4BETTER OR WORSE- The week in review

Worst bike accident: UVA grad student Matthew King is killed the morning of April 19 on West Main at 4th Street in a collision with a Charlottesville Public Works truck.

Worst day for cyclists: Another rider is struck that same evening by a cab at the intersection of University Avenue and Emmet Street. Sherwood Richers is hit at 11:53pm, taken to UVA Medical Center with minor injuries, and released the next morning, the Daily Progress reports.

Worst fire: Two trailers at Triangle Trailer Park are destroyed following an electrical panel failure in one of the mobile homes early April 15. The residents escape, but four dogs perish in the blaze.

Worst bullying: Harrisonburg Commonwealth's Attorney Marsha Garsh and police officers storm the office of the JMU student paper, the Breeze, April 16 and demand photos of the Springfest riot, threatening to take all the paper's computers, cameras, and equipment, which would prevent publication.

Latest in a grisly murder: The Virginia Tech grad student who decapitated a classmate in January 2009 receives a life sentence without possibility of parole April 19 in Montgomery County Circuit Court. Haiyang Zhu pleads guilty to first-degree murder for killing Xin Yang, 22, a fellow Chinese student, while having coffee. 

Latest George Allen sighting: The former governor, U.S. senator, and Earlysville resident appears at tea  party rallies April 15 in Staunton, Harrisonburg, and Prince William County, the News Virginian reports.
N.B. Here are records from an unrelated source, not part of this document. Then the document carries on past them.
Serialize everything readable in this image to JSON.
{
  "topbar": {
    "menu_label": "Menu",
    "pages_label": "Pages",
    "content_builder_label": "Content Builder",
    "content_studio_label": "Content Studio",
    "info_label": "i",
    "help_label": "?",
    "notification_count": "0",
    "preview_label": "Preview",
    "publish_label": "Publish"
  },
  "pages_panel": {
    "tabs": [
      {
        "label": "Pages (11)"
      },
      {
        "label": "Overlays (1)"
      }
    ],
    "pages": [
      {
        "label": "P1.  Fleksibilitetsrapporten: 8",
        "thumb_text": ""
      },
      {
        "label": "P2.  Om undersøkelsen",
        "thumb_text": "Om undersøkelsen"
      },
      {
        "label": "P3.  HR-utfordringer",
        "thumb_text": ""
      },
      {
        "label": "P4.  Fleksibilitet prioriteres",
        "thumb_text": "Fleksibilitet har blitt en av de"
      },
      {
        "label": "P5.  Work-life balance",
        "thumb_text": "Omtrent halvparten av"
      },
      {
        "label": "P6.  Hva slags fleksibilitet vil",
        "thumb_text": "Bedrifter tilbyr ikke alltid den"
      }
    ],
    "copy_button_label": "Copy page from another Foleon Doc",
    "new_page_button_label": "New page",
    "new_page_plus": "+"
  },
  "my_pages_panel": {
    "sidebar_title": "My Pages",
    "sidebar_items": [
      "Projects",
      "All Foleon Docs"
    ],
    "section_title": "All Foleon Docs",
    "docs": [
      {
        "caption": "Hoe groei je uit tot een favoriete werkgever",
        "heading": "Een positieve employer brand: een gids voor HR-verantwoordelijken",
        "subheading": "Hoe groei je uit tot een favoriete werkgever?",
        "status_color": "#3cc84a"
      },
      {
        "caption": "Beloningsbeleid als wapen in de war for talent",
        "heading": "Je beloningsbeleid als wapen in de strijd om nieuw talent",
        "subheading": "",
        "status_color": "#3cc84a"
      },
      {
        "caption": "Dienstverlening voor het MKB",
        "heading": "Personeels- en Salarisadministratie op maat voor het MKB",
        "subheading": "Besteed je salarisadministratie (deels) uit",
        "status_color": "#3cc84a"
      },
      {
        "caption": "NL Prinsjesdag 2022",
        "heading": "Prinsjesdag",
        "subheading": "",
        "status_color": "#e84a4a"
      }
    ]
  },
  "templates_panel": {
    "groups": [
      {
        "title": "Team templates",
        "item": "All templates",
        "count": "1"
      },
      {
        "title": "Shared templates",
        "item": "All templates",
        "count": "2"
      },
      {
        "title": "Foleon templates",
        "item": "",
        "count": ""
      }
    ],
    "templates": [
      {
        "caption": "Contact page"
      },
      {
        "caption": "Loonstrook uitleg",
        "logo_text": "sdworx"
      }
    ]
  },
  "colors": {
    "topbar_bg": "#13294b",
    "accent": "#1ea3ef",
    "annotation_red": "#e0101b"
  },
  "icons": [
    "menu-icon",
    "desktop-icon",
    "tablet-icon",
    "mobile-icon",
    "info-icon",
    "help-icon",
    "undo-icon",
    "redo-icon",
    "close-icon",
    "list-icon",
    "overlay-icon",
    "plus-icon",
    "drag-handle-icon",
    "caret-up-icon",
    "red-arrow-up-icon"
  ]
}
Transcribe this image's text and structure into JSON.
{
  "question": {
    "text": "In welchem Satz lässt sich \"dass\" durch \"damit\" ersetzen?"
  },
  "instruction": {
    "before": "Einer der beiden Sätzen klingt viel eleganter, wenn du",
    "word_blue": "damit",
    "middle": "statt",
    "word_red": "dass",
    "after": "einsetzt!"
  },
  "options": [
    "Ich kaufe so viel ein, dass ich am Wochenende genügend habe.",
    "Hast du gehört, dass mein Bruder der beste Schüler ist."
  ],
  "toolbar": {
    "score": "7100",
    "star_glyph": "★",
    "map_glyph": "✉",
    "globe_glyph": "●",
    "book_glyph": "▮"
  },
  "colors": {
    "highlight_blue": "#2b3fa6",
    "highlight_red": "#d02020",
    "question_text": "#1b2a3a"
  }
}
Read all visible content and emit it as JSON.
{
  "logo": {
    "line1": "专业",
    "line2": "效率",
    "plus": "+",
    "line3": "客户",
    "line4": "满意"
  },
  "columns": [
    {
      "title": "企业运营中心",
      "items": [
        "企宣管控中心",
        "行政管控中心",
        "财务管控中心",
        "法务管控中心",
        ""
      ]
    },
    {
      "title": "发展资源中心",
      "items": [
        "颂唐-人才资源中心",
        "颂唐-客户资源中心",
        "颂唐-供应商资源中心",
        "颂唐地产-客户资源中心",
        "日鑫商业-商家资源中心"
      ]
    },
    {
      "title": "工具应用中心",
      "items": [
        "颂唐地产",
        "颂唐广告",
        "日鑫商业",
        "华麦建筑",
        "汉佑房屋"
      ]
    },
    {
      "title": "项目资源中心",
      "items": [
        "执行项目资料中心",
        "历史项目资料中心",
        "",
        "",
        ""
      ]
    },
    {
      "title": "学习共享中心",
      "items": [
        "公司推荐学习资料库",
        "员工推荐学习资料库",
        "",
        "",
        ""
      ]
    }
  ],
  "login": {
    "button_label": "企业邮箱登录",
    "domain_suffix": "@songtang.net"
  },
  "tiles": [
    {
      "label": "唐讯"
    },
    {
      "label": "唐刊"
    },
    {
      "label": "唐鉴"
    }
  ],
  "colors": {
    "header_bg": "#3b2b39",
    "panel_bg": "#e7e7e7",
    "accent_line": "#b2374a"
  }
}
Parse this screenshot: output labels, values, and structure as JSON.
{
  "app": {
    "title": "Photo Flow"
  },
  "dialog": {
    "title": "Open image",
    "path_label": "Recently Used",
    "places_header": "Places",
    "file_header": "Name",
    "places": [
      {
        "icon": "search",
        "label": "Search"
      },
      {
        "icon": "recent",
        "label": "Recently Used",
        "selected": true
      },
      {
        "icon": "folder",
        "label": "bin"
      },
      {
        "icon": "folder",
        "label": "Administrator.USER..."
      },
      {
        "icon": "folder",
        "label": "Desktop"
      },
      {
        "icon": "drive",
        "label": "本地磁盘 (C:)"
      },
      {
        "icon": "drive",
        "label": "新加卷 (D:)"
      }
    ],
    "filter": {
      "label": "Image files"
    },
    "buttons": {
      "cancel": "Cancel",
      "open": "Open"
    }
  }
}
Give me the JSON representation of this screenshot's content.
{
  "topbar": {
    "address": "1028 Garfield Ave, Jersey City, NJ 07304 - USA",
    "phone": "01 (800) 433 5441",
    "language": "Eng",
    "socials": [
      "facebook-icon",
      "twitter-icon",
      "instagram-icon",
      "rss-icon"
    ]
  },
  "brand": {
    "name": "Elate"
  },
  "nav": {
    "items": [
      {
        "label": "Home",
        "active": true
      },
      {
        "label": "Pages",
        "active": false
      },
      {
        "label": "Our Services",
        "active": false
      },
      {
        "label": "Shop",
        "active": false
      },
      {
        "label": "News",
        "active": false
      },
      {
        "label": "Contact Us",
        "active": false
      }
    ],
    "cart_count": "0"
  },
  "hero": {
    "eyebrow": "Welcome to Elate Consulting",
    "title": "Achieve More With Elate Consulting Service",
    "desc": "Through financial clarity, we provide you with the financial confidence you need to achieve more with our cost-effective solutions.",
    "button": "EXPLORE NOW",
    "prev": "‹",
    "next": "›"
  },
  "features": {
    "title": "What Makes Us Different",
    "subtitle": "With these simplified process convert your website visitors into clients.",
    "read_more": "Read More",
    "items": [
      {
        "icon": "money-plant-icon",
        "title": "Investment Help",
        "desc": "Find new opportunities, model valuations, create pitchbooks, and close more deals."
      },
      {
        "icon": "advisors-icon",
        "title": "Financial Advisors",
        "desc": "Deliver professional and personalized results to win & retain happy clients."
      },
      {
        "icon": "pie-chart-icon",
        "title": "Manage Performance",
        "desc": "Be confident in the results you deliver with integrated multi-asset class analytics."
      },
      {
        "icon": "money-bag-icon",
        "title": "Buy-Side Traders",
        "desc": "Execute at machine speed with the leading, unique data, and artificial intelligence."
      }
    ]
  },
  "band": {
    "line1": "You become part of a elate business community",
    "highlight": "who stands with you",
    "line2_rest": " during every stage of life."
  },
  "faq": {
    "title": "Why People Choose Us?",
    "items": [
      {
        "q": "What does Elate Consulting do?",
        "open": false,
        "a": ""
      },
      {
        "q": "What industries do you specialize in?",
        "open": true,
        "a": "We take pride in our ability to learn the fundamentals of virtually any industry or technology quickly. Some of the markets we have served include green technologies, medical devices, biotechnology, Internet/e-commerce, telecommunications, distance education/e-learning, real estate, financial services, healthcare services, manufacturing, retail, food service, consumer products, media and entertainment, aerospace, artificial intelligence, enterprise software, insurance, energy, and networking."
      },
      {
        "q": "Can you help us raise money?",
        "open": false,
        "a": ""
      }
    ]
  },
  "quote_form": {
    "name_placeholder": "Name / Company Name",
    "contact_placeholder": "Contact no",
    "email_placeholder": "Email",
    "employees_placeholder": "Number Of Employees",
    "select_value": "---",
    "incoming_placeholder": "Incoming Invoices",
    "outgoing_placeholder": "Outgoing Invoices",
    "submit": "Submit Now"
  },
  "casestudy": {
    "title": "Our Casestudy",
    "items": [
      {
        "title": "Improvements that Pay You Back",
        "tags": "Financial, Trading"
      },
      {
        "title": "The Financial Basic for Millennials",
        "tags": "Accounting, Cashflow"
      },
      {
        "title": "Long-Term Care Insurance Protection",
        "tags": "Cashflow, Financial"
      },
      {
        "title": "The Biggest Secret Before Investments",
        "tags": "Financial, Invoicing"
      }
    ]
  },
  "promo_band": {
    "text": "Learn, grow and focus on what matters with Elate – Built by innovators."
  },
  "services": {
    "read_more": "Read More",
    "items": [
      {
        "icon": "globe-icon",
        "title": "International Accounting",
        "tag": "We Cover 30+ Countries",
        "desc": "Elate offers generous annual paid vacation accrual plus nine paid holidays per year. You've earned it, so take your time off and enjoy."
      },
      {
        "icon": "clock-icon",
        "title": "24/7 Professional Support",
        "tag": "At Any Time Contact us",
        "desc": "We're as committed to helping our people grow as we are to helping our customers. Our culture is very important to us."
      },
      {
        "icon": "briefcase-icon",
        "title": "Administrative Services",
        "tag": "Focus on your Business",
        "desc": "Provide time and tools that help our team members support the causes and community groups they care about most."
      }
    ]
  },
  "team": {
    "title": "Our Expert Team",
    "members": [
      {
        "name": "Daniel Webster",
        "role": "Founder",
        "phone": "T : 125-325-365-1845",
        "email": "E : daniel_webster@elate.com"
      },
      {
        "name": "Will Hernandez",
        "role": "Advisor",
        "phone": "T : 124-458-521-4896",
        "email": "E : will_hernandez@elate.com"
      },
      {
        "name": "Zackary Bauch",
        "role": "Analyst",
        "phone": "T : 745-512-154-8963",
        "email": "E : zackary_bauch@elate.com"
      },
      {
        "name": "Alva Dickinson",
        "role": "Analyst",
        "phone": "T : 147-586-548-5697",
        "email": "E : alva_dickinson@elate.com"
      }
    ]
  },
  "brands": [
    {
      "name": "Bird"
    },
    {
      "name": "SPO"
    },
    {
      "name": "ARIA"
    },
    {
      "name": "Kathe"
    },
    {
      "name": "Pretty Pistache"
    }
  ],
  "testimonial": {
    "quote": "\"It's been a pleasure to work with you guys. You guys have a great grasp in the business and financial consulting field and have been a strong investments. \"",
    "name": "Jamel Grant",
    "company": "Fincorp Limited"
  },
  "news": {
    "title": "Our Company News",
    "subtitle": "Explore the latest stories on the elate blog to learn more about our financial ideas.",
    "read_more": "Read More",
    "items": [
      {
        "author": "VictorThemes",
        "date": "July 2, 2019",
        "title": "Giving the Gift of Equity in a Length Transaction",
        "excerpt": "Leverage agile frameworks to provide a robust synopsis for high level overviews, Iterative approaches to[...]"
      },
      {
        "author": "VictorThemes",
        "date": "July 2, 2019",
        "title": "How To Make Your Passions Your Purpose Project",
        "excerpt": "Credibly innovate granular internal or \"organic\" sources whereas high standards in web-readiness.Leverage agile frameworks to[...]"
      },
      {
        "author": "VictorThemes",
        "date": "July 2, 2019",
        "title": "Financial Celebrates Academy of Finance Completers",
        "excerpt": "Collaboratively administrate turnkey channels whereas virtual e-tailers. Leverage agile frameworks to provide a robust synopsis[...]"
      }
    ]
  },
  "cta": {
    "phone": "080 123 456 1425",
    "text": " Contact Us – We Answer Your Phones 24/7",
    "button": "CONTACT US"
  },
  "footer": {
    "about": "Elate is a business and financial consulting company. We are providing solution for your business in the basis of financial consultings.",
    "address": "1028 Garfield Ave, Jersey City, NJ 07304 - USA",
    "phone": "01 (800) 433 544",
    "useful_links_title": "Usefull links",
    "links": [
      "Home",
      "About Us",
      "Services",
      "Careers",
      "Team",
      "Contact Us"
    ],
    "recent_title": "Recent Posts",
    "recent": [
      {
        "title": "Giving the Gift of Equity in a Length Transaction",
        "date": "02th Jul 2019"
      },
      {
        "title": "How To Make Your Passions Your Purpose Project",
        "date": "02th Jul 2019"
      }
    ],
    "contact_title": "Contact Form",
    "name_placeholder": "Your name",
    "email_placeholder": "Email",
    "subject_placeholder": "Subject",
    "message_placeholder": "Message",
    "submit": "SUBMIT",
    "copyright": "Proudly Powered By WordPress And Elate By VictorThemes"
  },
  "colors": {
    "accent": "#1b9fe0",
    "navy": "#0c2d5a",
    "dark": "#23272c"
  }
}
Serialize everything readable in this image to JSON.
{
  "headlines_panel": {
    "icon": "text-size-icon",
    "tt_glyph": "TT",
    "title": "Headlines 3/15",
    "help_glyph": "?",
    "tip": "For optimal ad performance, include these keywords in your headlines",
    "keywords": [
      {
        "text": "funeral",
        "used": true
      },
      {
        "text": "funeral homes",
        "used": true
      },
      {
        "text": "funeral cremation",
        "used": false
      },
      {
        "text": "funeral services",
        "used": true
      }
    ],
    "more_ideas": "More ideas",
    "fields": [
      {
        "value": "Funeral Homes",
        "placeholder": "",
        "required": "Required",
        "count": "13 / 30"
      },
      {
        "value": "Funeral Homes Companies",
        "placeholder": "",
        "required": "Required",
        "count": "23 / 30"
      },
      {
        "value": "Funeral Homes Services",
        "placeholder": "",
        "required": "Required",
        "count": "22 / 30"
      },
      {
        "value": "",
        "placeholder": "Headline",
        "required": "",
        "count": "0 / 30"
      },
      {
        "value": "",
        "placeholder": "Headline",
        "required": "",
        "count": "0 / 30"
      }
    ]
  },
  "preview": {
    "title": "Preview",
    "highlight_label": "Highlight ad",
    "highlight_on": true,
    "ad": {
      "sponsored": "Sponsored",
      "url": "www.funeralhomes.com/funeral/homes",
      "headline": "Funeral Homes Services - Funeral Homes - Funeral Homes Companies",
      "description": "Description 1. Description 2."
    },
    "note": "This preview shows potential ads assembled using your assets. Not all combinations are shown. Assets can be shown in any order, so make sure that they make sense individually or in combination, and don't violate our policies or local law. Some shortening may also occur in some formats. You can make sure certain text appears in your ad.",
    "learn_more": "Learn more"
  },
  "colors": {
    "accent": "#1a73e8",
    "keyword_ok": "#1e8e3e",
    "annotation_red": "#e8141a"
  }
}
Allen has lain low since his 2006 loss to Jim Webb after the infamous "macaca" incident. 

Saddest event to turn violent: An April 19 vigil at Gypsy Hill Park in Staunton, for 14-year-old Jason Panzino, who died over the weekend while camping in George Washington National Forest, runs amok when Staunton police show up, the Newsplex reports. Five mourners, including the dead boy's brother, are arrested.

Most crabs: Governor Bob McDonnell and Maryland Governor Martin O'Malley announce that the Chesapeake Bay blue crab population has surged 60 percent over last year to 658 million crabs, the most since 1997, thanks to a re-stocking program. 

Best news for pit bulls: Governor McDonnell amends a bill to prohibit euthanasia of dogs based solely on breed in public animal shelters.

Best news for travelers who gotta go: The last seven of the 19 rest areas closed in 2009 reopen April 14.

Best news for Yancey, Scottsville, Red Hill, and Murray elementaries: Albemarle School Board decides not to pare two principal positions, which would have made the four schools share two principals.

Best news for Advance Mills: The bridge that has been closed since 2007 for safety reasons reopens April 16.

Best get: Supreme Court Justice Antonin Scalia speaks at UVA Law School April 16 at the 12th annual Henry J. Abraham Distinguished Lecture, an event sponsored by the Thomas Jefferson Center for the Protection of Freedom of Expression. Scalia was a UVA law prof from 1967 to '71.

Swankiest new digs: The Jefferson Scholars Foundation unveils its 32,700-square-foot, $21 million green facility April 16 at the former site of the 1913 Eugene Bradbury-designed Beta House on Maury Avenue, which the Foundation razed over the Christmas holidays in 2007. 

Highest paid: University of Virginia faculty salaries are tops in the state at an average of $103,900, followed by University of Richmond paychecks, according to an American Association of University Professors report.

Biggest fall in rankings, while still being incredibly rich: In 1989, John Kluge was the richest man in the world, according to Forbes. This year, he ranks number 109 on the magazine's list of world billionaires, with an estimated worth of $6.5 billion. Last year, the 95-year-old Kluge ranked number 76 on the list with $6 billion in estimated assets.